Entscheidungsstichwort (Thema)
Diesel-Skandal: Nachbesserungsverlangen als Voraussetzung des Rücktrittsrechts
Leitsatz (amtlich)
Will der Käufer wegen eines Mangels vom Pkw-Kaufvertrag zurücktreten, muss er dem Verkäufer zuvor Gelegenheit zur Nacherfüllung gegeben haben.
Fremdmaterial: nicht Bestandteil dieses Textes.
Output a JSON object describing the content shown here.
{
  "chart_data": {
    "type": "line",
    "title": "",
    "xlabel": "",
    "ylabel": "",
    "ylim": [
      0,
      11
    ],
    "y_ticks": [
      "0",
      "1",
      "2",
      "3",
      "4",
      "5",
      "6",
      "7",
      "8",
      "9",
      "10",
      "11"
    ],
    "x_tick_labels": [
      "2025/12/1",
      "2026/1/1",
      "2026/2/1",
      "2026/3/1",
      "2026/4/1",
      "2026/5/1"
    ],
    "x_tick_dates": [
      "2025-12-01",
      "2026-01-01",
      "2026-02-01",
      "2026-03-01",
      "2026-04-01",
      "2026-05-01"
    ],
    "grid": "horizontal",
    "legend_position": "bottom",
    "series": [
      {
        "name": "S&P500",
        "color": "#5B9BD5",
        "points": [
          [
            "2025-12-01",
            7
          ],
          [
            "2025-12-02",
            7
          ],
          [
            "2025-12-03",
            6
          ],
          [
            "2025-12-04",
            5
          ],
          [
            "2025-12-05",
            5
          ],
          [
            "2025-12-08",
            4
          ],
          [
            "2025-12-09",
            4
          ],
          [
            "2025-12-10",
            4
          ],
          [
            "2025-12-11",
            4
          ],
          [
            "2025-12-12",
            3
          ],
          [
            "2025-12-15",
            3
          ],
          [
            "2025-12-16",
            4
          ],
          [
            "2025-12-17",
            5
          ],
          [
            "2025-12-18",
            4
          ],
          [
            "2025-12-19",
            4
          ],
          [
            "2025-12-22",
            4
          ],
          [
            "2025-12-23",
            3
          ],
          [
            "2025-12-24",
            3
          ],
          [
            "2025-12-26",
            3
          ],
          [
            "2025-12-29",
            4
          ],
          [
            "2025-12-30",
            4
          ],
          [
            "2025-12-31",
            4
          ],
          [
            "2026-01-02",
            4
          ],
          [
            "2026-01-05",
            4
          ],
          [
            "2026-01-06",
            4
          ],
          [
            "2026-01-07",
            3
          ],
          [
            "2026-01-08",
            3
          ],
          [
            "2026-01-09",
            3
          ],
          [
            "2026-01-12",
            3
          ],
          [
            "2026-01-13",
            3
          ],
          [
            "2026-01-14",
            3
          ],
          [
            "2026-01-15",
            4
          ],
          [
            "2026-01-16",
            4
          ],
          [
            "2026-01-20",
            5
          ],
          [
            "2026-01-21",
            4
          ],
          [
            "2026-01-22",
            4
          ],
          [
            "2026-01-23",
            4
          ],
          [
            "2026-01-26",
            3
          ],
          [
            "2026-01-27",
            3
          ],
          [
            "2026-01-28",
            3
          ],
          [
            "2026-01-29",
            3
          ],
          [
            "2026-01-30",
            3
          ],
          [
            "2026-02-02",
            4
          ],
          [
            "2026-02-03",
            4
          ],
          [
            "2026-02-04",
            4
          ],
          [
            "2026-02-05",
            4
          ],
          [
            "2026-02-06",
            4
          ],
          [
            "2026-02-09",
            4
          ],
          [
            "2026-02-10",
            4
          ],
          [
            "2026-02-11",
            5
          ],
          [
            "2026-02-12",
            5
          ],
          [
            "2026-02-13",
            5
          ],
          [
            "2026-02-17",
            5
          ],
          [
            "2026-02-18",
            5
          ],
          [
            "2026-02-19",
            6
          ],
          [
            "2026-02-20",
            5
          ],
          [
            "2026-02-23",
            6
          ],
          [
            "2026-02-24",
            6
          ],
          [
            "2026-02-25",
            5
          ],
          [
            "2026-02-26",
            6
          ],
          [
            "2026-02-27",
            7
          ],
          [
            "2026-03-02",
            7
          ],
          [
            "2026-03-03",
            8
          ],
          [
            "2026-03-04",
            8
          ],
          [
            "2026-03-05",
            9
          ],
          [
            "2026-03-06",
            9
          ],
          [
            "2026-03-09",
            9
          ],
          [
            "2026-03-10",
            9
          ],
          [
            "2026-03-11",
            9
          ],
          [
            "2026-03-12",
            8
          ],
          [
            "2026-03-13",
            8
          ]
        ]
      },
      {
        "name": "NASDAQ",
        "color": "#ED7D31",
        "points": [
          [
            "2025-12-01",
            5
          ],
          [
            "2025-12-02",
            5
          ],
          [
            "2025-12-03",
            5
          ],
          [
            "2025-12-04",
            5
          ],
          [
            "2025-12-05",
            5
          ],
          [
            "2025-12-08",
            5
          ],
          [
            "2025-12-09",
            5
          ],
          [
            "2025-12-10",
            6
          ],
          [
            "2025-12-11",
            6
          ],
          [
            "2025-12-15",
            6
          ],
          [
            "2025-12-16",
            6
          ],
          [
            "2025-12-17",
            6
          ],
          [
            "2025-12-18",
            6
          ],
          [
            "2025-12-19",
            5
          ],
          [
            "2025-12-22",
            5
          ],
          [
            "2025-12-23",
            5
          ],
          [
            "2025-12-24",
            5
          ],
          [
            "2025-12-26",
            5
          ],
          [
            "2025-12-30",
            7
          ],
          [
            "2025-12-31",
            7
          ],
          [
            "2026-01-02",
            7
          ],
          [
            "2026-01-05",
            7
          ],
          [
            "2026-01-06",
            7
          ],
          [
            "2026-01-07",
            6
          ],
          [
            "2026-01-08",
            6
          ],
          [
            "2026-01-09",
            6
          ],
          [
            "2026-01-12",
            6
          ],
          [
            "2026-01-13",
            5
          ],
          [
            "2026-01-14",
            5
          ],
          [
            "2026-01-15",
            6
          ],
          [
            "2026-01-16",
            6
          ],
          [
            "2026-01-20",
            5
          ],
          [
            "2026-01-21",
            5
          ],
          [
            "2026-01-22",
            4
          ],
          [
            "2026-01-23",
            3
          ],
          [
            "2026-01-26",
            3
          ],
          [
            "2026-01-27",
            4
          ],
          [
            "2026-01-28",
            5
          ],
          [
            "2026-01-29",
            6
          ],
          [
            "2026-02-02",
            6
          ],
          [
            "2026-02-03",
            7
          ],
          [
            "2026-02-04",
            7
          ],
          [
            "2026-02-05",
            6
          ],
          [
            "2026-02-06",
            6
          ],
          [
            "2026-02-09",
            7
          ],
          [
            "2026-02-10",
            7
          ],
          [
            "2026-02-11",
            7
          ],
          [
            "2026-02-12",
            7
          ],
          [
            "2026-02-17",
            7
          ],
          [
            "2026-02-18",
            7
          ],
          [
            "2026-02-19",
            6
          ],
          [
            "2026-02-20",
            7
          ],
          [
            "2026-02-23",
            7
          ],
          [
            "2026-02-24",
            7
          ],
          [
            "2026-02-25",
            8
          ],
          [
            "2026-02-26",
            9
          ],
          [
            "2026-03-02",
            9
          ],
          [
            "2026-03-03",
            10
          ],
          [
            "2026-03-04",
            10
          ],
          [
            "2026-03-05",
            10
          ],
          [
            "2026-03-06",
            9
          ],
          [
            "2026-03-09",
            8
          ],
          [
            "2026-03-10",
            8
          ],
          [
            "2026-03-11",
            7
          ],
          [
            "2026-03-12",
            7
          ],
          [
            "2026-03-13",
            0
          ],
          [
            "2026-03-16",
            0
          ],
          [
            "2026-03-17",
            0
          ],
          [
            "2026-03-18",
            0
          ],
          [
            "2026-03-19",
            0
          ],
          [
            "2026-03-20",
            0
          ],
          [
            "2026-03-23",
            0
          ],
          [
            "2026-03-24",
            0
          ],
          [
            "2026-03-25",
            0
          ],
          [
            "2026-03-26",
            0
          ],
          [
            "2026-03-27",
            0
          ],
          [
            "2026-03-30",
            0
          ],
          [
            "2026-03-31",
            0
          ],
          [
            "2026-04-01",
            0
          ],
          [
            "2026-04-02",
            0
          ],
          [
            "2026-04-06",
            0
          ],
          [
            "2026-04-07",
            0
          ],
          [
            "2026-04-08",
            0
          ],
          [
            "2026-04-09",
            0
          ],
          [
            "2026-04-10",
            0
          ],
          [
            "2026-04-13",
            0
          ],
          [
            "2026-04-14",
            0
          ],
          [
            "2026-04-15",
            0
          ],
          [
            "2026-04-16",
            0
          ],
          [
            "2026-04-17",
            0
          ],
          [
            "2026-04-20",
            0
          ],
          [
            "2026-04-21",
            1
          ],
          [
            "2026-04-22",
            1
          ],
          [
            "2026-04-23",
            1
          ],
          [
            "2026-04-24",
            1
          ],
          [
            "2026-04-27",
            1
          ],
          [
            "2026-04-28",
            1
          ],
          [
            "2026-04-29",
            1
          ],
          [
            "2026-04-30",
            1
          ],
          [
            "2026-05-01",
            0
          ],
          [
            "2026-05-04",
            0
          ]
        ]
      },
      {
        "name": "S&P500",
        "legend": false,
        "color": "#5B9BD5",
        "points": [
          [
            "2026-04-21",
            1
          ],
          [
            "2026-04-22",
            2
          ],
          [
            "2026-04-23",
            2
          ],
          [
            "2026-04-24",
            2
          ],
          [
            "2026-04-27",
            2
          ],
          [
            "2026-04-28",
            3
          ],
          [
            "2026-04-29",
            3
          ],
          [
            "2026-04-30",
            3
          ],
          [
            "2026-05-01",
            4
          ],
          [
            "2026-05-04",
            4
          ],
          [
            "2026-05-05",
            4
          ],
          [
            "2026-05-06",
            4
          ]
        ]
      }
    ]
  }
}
Dies ist nicht der Fall, wenn der Käufer dem Verkäufer lediglich eine Frist zur Nachlieferung, nicht aber zur Nachbesserung setzt.
Normenkette
BGB §§ 346, 434, 437, 440
Verfahrensgang
LG Kassel (Entscheidung vom 01.02.2018; Aktenzeichen 9 O 789/17) |
Tenor
Die Berufung der Klägerin gegen das Urteil des Landgerichts Kassel vom 1.2.2018 - 9 O 789/17 - wird zurückgewiesen.
Die Kosten des Berufungsverfahrens werden der Berufungsklägerin auferlegt.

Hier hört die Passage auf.